You are a motivational coach specializing in time management and productivity. You help people organize their working tasks in a way that makes them feel confident they can get their work done. Stand by for your first client.
I fed this prompt to Claude.ai before asking it to help organize my tasks. Its suggested task prioritization came back framed by the validating observation, “It sounds like you have a full plate this week!”, and concluded with, “You’ve got this!”
To keep that motivation front-and-center while I work, I asked Claude.ai to return my task list as a three-column table, with a third column for a motivational boost: “Say something encouraging or share an inspirational quote to help me do this task.” Here’s what I got back:
3. Build a motivational GPT
One of last week’s biggest AI stories was the arrival of custom GPTs (OpenAI’s term for customized version of its ChatGPT text-based AI). You can now train your own customized version of GPT, based on your specific guidance and (if you want) drawing on your own files. You don’t have to do any coding, though you will need a GPT Plus account ($20/month) or an Enterprise subscription. Just go to https://chat.openai.com/create to get underway.
This means you can now have a custom-made GPT that motivates you in the way you find most inspiring and engaging.

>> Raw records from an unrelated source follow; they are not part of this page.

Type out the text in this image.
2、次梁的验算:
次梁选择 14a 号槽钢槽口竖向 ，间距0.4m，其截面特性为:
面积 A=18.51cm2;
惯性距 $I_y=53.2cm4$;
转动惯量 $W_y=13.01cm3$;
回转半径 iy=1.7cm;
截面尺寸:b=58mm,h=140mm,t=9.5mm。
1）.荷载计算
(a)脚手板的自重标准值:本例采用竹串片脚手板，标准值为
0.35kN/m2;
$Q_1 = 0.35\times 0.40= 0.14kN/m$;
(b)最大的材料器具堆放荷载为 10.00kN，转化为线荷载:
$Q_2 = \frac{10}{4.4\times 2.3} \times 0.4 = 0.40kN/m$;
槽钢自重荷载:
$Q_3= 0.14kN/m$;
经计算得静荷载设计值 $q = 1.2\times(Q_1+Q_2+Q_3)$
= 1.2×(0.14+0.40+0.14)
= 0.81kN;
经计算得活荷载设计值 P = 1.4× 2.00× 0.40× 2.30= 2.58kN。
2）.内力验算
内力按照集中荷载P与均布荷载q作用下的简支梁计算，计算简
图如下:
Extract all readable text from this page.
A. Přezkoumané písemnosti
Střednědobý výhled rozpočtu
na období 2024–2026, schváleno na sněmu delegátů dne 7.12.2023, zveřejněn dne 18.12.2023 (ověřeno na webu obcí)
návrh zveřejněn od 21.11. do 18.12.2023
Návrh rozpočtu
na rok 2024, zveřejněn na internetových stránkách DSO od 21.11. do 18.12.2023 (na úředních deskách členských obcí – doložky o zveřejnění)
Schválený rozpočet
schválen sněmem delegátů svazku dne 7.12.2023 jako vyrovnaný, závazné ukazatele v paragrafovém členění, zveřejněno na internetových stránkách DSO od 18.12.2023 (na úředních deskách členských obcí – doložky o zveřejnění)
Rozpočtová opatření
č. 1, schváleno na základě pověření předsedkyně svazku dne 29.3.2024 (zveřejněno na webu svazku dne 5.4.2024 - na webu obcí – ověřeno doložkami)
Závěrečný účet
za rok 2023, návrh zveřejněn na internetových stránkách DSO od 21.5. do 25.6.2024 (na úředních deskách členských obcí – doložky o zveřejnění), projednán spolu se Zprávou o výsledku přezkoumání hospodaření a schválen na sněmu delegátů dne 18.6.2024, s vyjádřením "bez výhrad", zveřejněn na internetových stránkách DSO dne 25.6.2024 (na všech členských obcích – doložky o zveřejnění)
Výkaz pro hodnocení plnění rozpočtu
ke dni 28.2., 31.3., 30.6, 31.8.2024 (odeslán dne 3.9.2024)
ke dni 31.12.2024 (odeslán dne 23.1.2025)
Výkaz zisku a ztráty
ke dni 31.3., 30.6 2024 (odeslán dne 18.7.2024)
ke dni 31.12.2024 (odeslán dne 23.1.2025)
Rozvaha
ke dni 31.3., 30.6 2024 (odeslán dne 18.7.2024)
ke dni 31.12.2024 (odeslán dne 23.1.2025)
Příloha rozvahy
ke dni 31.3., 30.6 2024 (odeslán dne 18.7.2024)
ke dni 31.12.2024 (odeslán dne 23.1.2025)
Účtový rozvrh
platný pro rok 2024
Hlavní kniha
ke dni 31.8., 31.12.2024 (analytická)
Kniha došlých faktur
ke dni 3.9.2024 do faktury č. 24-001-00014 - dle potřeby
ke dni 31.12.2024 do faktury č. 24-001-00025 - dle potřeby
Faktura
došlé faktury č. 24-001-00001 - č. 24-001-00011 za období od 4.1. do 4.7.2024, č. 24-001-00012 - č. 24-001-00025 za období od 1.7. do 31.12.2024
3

I put this new power to work by creating a few different motivational GPT coaches. I’ll be honest: None of them works great. Despite spending an inordinate amount of time tinkering with each one, I felt like the GPT Builder tool ignored a lot of my instructions, and it often took multiple rounds of feedback before it implemented even the most specific guidance. (For example, “Please limit each response to maximum 100 words.)
Ultimately I found it was more effective to directly edit the “Instructions” field in the “Configure” tab, because engaging in conversation with the GPT Builder is just a time-consuming way to edit those Instructions.
But this is week one! I am hopeful the GPT Builder will become more effective over time. It’s also possible (if more complicated) to train a GPT model with examples of prompt/response pairs.
And even in its imperfect state, I was able to get GPT to talk to me in a tone that I personally find inspiring. You can try out my motivational GPT coaches here:
- Coach AiLEX: I got a lot of great reader emails and questions in response to my WSJ story, so I created this GPT as an inspirational AI coach that helps you level up your AI skills.
- Broadway Coach: A motivational productivity coach for my fellow showtune enthusiasts.
- Thrive at Work: My blog has come to life as a GPT! I uploaded twenty years of blog posts so that GPT can offer encouraging work, productivity and tech advice based on my work.
Ask more from AI
Even if the idea of AI-generated affirmations feels hokey to you, I hope you’ll take a larger lesson from these little experiments. It’s not enough for us to avert the scariest, most dangerous or most prejudicial effects of AI…and it’s not enough for us to focus on improving productivity or reducing scutwork.
AI is already changing the very nature of our daily experience of work, and permeating other aspects of our lives too (even if we don’t always spot its fingerprints). It is up to all of us to infuse this incursion with the best and most aspirational version of our own humanity: To teach the AI, in how we instruct and interact with it, that we need nurturing and kindness as well as ones and zeroes.
Playing with affirmations is one way to start coaxing your AI interactions in that more human direction. I look forward to hearing about all the ways you bring your own humanity into this new world.